A female caribou - no antlers - walks across a wetland with Canada geese in the background.

Scientists hope that their research at Wapusk will show that caribou need more protected areas in other parts of Canada

Wildlife scientists from two provinces are using motion-activated cameras to try to figure out why one caribou population in northern Manitoba seems to be stable while herds are shrinking almost everywhere else in Canada.

Researchers from Parks Canada, the University of Saskatchewan, and the Manitoba Métis Federation have been collecting pictures from 92 wildlife cameras in and around Wapusk National Park, a protected area in northern Manitoba along the coast of Hudson Bay, since 2022.

The park protects about 98% of the Cape Churchill caribou herd’s summer calving range. For decades, the herd’s population has been thought to be between 1,000 and 3,000 animals.

Wapusk also protects a part of the herd’s migration routes in the spring and fall. The herd spends the winter in relatively untouched forests outside the park.

Russell Turner, an ecosystems scientist at the park, said that Parks Canada and its research partners want to gather enough information to show a link between protecting habitats and keeping populations healthy. 

“Almost every other caribou population in Canada is going down, so it’s too bad we don’t know why these caribou are stable, but it could be because they’re in a national park and are safe,” Russell said in an interview earlier this month outside of Churchill, Man.

Even though it seems like there should be a link between protection and population, Turner said that the Cape Churchill herd is unusual. It doesn’t spend the whole year in one ecological zone or another. Instead, it spends the winter in the boreal forest and the summer on the tundra.

Turner said, “We have a unique type that can live in both forests and deserts.” “It’s a small herd in Manitoba that hasn’t been studied much, so we don’t know very much about it.”

Remote camera

A caribou with large antlers walks along a lush wetland.

It’s not easy to get this information. Trail cameras are hard to set up in and around Wapusk because it is very cold and snowy in the winter, very wet in the summer, and there is no road access at any time of the year.

Parks Canada and its partners at the Métis Federation and the University of Saskatchewan take pictures with 92 cameras that are mounted on posts. They walk to places near a Wapusk research camp called Nester One to swap out batteries and memory cards.

Helicopters are used to fix other cameras. Some of these places are near Cape Churchill, where there is a sandbar called “the lounge” where some of the biggest male polar bears in the park like to hang out.

In 2022, six of the cameras were broken by polar bears.

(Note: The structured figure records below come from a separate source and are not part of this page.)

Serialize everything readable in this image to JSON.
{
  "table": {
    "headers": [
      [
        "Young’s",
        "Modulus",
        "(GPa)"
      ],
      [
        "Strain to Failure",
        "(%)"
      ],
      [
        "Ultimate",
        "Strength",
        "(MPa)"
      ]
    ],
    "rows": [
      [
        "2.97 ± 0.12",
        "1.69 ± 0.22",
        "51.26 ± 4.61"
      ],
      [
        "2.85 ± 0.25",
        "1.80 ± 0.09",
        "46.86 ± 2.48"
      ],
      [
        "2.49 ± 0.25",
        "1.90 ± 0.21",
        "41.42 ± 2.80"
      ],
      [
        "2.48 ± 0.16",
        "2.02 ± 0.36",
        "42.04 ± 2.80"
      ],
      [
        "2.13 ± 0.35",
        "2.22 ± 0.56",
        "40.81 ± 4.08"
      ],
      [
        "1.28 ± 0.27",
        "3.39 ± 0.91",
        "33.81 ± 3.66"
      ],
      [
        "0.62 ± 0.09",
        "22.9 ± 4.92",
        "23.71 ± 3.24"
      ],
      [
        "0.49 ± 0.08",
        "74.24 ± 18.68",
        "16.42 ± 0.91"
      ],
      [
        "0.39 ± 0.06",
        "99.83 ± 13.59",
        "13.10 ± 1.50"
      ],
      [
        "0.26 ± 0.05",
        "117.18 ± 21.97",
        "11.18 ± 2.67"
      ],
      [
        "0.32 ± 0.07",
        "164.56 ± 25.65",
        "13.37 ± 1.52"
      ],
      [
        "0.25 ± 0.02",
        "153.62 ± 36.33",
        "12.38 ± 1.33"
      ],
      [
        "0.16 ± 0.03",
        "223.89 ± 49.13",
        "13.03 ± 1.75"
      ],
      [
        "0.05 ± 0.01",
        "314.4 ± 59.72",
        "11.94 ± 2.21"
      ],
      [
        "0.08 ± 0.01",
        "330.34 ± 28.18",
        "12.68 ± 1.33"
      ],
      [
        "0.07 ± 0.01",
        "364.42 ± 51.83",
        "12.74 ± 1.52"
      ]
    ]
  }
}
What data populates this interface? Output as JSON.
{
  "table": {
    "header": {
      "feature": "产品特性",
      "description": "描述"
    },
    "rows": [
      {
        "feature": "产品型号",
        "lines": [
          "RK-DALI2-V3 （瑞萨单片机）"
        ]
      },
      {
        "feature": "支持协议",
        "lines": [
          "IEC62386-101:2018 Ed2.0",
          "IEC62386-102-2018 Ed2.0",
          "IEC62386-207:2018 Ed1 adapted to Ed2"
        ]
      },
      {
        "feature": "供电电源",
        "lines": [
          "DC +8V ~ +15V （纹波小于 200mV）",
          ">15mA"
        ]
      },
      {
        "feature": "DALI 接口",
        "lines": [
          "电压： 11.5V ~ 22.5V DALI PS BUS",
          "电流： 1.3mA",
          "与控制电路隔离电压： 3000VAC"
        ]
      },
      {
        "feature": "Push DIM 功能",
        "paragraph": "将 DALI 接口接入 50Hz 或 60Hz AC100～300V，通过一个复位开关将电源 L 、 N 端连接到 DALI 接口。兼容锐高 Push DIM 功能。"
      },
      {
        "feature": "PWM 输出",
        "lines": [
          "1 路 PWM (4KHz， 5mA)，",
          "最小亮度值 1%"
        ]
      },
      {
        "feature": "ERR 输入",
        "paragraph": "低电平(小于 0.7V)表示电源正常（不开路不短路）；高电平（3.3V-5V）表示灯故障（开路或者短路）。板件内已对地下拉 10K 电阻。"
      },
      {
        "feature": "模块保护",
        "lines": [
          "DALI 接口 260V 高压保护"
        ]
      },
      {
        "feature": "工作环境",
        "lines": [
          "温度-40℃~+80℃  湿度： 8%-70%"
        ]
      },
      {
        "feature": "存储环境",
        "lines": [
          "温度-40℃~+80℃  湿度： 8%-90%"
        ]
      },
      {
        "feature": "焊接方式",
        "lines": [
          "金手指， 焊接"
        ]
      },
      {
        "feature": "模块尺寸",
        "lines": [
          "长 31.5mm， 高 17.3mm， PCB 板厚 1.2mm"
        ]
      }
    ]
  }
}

Turner knows this because the raccoons who did this were caught on camera.

Two men in outdoor gear kneel at a post and replace equipment while a man with shotgun, near a helicopter, looks on.

The cameras have also taken pictures of grizzly bears, Arctic foxes, 25 types of birds, and scientists who walked in front of the motion sensors. But the caribou were in almost all of the 68,000 pictures that were taken during the first year of the project.

“One interesting pattern we can sort of see is that not many people use the park or move around much in the winter. “In May and June, you see a lot of different species, but in the winter, you only see wolves and foxes,” Turner said.

The cameras also get close-ups of animals that look at them and views of the backs of the animals.

Turner joked, “We definitely get a lot of butt pictures, and a lot of caribou walking away from the camera.”

The eyes of a wolf staring into a motion-activated camera.

Researchers also want to use the cameras to prove what has been known for years: that caribou prefer to migrate along dry beach ridges instead of slogging through wet fens.

Turner said, “We’re trying to use these cameras to find out when they’re in different places and what habitat they’re using. We’re also hoping to learn more about their predators and what they do in the environment.”

Ryan Brook, a wildlife ecologist at the University of Saskatchewan, thinks it’s interesting to see where timber wolves are in relation to the caribou they eat.

“They nest mostly in the wooded areas at the south end of the park, but they will go further north to where the caribou are every day or for longer periods of time,” he said at Nester One.

A wildlife camera bearing two round holes from the teeth of a polar bear.

Riley Bartel, the conservation coordinator for the Manitoba Métis Federation, said that his group hopes to use the data from the cameras to help create an Indigenous protected area for the Cape Churchill caribou herd southwest of Wapusk.

For this to happen, the provinces would have to agree, but Parks Canada is already on board.

“Their summer grounds are protected, but if their winter grounds could also be protected, that would help save this species even more,” Bartel said at Nester One.

Turner wants to show that protecting the caribou’s habitat is directly linked to the health of the caribou population. This seems like an obvious connection, but science hasn’t shown it yet.

“I think that would be a big plus for any new parks that might be protected,” he said.

A polar bear sits in a puddle on a beach, as seen from above.